PCI DSS Requirements 6.1
- Develop and maintain secure systems and applications
- Establish a process to identify and assign a risk ranking to newly discovered security vulnerabilities and file assets.
- The intent of this requirement is that organizations keep up to date with new vulnerabilities that may impact their environment.
- Sources for vulnerability information should be trustworthy and often include vendor websites, industry news groups, mailing list, or RSS feeds.
- Once an organization identifies a vulnerability that could affect their environment, the risk that the vulnerability poses must be evaluated and ranked.
- The organization must therefore have a method in place to evaluate vulnerabilities on an ongoing basis and assign risk rankings to those vulnerabilities. This is not achieved by an ASV scan or internal vulnerability scan, rather this requires a process to actively monitor industry sources for vulnerability information.
VRA for PCI Vulnerability-Centered Requirements:
- Immediate scoring of PCI Scope system CVEs based on severity, dramatically improving alerting confidence and patching time for proven critical vulnerabilities
- Ability to surface relevant intelligence from the clear, deep, and dark web, allowing auditors and QSAs to review, confirm, and validate compliance risk criteria and scoring
- Complete CVE lifecycle management with focus on relevant technologies, BAUs, industry sectors, and more, helping to accelerate the PCI quarterly audit cycle
- Robust integrations with leading vulnerability management solutions and an advanced API to ease implementation into the compliance stack and audit process
- Individual CVE trendlines to demonstrate whether activity is increasing or decreasing over time, empowering PCI scoping, gap analysis, and validity of threat mitigation plans
- PCI DSS Requirement 6.1
Obtain continuous compliance and align with PCI DSS requirements with IntSights VRA
- Stop security threats that stem from malicious software and targeted attacks.

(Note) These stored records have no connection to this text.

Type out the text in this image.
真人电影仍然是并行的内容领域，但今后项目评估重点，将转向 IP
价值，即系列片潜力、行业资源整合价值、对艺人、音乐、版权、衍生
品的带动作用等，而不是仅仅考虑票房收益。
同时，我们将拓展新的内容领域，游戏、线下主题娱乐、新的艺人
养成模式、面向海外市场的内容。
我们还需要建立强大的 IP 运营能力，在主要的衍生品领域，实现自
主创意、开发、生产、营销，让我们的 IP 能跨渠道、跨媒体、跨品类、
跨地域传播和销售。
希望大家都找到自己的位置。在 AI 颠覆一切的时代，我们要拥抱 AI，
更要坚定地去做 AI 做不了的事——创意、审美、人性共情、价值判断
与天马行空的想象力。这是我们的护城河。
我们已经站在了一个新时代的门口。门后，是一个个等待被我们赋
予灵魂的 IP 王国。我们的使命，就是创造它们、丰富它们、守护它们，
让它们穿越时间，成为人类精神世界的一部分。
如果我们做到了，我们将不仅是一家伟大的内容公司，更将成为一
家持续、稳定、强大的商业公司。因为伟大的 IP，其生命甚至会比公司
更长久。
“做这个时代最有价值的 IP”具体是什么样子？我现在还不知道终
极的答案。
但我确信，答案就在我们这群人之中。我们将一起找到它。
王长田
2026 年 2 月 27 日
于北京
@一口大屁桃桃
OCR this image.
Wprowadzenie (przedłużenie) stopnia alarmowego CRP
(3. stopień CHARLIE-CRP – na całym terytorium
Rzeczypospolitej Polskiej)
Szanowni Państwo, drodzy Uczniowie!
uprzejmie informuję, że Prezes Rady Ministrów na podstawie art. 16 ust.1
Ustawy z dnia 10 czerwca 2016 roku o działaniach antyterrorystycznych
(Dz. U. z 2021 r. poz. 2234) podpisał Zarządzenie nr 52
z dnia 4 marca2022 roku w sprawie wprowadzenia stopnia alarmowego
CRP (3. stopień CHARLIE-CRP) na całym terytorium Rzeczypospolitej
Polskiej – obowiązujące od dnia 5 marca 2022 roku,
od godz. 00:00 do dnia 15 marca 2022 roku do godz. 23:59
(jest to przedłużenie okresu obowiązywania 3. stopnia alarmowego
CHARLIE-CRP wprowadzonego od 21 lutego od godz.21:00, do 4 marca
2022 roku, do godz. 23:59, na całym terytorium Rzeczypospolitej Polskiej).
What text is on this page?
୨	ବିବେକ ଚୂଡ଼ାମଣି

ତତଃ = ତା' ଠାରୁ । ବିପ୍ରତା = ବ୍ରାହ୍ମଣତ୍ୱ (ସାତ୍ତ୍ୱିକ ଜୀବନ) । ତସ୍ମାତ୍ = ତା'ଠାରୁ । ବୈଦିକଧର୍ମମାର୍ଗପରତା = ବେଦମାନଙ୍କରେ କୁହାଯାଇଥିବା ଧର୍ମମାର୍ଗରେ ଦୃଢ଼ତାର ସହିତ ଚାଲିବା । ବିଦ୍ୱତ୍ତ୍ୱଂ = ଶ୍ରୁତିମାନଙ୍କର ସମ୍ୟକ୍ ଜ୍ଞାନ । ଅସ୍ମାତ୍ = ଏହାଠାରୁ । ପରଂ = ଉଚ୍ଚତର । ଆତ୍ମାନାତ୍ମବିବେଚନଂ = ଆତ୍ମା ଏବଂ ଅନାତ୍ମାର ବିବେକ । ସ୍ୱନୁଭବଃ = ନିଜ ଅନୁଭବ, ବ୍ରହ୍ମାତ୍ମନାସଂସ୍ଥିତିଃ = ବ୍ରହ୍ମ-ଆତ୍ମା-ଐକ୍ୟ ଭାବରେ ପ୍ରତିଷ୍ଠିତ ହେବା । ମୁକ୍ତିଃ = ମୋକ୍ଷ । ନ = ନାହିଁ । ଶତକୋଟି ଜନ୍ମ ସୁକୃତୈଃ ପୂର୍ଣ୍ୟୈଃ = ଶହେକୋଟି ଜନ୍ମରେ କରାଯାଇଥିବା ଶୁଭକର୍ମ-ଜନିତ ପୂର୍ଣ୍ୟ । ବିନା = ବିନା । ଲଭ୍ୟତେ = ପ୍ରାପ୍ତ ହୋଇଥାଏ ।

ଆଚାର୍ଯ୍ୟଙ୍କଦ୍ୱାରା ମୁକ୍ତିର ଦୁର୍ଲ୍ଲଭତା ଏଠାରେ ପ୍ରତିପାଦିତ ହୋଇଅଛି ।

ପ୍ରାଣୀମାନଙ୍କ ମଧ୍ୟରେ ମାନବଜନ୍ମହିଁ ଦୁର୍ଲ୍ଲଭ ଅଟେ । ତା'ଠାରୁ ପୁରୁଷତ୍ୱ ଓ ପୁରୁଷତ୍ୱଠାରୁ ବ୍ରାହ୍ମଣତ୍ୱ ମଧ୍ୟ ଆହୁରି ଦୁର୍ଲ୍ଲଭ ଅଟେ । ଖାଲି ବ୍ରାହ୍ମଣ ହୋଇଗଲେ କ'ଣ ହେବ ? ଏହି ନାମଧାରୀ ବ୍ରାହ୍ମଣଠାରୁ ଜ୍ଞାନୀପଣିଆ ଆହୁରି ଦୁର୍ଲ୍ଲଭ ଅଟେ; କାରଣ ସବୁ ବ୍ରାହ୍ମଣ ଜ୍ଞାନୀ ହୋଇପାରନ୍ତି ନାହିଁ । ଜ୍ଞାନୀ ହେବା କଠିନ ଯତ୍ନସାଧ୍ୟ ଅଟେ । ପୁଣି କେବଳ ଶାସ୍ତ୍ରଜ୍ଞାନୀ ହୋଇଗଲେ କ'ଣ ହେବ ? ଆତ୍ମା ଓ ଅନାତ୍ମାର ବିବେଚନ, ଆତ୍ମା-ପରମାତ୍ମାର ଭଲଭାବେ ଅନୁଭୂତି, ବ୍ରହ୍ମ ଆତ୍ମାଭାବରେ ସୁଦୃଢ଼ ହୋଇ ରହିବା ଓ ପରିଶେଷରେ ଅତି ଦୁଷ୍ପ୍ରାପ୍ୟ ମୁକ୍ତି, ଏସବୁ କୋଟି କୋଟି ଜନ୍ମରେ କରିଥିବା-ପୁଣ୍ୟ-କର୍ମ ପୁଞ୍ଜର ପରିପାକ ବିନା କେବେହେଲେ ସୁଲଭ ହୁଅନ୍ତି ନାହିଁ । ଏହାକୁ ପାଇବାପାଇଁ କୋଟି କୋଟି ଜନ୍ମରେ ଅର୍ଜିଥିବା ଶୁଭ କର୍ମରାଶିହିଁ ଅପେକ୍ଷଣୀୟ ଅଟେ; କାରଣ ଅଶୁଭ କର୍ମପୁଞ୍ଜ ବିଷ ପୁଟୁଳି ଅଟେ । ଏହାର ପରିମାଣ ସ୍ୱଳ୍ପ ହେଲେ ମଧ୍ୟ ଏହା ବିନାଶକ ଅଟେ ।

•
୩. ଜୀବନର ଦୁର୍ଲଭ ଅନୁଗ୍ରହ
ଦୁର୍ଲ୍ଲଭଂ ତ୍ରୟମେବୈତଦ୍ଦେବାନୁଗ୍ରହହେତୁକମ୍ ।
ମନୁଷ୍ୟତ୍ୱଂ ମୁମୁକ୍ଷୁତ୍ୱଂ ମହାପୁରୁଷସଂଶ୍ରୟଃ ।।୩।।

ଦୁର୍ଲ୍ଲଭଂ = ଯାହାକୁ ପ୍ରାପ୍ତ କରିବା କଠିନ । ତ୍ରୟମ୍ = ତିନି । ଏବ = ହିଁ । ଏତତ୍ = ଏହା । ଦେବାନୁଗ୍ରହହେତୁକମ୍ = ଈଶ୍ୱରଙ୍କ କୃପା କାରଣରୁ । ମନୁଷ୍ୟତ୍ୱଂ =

- Protect and secure in-scope and out-of-scope systems.
- Establish a process to identify security vulnerabilities and assign a risk ranking prioritization.
- Create critical asset policies to reduce the amount of data to analyze and associated administrative efforts.
- Receive real-time targeted alerts protecting all of your critical data and assets.
Prioritizing remediation of system vulnerabilities that create gaps in security infrastructure is a vital component of any compliance program. A good vulnerability enrichment and prioritization program should provide evidence to auditors that the appropriate controls are in place with context for the supporting intelligence.
Proactive vulnerability identification and risk ranking are requirements in the current version of the PCI DSS (v.3.2.1) to support patch mitigation plans, growing PCI DSS Compensating Controls, and remediations. This will become even more important in the near future as version 4.0 of PCI DSS is expected to call for further enrichment and validation of intelligence that informs security mitigation planning. Organizations will need to adopt proactive vulnerability identification and intelligence-based prioritization processes, which are fully served by IntSights VRA.